Subversive interaction of porn and subliminal elements, which in its radical approach outmatches all that could have been offered in the time of Oshima, Pasolini or Bertolucci, has astonished the critics and the audience. Both were unprepared for such daring breakthroughs, even in the actual time of the so called “striptease culture” that pretends to be characterized by a complete sexual freedom. So, while “Japan” deals with humanly eroticism of the unconventional, and for that exact reason with the deeply natural and socially-endangered protagonists, “Battle in Heaven” is based on the dialectics of the holy and demonical in the erotic complex of love and sex, with the logical s/m implications, and the climax is reached in a bloody scene when a cold, sharp knife penetrates the warm, soft body of a girl. Crime and punishment, sin and redemption, personal chaos of the soul, and the mass chaos of the religious ceremony mark the dramatic ending of this brilliant, but predictably enough, Reygadas’s least appreciated work.

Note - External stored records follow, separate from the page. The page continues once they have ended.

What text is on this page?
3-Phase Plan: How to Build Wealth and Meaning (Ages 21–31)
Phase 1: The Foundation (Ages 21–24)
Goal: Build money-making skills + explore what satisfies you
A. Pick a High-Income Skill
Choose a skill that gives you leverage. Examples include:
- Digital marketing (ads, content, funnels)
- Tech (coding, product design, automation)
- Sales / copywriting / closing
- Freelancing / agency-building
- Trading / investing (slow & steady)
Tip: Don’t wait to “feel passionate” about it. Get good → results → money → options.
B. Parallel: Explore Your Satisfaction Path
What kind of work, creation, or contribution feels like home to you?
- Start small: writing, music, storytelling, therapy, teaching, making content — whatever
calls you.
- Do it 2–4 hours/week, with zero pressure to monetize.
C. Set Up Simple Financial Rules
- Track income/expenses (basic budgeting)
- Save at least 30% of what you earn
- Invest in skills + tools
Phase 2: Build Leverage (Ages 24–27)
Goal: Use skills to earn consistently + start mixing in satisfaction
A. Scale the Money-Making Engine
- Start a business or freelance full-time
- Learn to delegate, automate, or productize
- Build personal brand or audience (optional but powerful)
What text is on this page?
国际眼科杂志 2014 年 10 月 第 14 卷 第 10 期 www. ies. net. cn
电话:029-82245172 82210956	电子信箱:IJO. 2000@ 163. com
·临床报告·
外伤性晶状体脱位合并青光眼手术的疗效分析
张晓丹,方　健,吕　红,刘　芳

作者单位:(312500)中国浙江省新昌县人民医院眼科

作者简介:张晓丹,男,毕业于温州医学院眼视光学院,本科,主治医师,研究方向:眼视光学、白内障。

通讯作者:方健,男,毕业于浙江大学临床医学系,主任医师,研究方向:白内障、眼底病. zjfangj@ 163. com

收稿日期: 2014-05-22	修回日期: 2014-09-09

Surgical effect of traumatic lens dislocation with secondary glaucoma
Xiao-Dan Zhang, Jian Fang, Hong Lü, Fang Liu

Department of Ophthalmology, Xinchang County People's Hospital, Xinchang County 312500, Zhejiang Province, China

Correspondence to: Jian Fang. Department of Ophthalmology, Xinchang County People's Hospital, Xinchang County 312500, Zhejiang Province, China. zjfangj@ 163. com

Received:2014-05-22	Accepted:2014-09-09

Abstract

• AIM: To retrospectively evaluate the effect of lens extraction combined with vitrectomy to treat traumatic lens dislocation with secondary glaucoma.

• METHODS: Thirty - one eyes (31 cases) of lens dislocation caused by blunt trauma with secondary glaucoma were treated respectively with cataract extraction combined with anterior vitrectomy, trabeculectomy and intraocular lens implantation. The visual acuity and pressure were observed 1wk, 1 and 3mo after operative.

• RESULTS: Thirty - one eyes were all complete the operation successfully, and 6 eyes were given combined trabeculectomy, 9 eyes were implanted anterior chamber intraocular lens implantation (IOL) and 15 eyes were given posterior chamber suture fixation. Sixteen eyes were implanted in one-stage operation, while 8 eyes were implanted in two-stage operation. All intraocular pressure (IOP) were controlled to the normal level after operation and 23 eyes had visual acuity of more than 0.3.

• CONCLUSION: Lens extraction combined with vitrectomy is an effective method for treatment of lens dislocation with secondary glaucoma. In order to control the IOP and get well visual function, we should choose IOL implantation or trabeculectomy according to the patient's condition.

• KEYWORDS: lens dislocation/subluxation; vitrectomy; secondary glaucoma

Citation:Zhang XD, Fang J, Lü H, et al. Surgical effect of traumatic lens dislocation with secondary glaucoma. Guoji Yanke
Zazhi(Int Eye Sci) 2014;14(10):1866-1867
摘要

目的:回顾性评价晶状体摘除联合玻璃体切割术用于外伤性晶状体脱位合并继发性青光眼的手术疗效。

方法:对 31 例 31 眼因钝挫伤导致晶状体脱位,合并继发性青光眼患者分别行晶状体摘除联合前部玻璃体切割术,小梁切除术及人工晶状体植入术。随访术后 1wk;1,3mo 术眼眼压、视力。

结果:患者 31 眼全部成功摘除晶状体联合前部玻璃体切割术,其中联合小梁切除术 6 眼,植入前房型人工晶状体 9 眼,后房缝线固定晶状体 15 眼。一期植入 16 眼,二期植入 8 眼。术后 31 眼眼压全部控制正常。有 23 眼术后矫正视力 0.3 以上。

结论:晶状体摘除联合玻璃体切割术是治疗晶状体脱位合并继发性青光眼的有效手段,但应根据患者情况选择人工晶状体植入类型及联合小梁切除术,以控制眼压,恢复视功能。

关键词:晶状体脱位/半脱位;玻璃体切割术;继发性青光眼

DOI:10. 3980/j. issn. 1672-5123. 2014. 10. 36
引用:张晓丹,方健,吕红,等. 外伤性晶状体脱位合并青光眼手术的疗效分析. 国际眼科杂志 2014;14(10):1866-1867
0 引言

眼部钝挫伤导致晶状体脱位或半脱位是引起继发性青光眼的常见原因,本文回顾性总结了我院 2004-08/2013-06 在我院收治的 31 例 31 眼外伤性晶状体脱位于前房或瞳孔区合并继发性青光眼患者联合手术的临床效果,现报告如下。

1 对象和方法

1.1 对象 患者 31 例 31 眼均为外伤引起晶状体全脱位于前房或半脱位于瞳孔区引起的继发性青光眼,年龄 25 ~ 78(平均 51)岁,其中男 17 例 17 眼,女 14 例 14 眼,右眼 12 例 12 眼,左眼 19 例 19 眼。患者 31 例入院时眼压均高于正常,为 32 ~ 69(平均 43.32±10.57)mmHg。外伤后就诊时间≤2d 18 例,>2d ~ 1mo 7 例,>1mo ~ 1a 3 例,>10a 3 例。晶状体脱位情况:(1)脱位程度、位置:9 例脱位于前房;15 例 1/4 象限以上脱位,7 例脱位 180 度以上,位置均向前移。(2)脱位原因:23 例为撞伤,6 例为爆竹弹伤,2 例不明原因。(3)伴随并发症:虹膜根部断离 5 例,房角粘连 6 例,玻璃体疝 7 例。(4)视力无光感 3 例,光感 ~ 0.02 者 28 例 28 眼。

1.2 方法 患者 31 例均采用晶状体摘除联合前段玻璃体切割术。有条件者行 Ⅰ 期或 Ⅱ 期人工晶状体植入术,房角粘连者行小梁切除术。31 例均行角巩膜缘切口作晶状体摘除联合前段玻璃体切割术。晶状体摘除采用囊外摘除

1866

The idiosyncratic cineast was able to regain the big sympathy of critics and prestigious festivals (numerous awards including, the Jury Prize in Cannes) with his latest, last year’s film Silent Night (Stellet Licht), an ode to the Nordic, metaphysical, but also “natural-working” tradition from Kierkegaard, Hamsun, Sjöström, Stiller and Dreyer to Bergman and Troell. Sin, repentance and redemption along with a story set into a Germanophone community of Mexican Mennonites, are here also closely connected to eroticism. Reygadas portrays the possibility of prurience without any sexual explicitness, this time in a very subtle, “Victorian” way, by discovering eroticism in slender, gracious figures and sophisticated faces of women whose clothes reveal nothing, but also in a possible, implicit pro-lesbian suggestion. Insisting on the long, dominantly static and carefully combined takes, he clearly points to following the “Nordic metaphysical teachings” in order for the final scene, by quoting Dryer’s classical masterpiece “Word”, to pay honors to the best part of a human nature-love, goodness, and hope.

Carlos Reygadas portrays the rare combination of a metaphysicist, and in the best French sense of the word, provocateur. He is an author who succeeds to connect what is considered as traditionally high, and traditionally low, in a natural and distinctive way creating fascinating films that cannot be easily compared to anything similar in the history of film of today.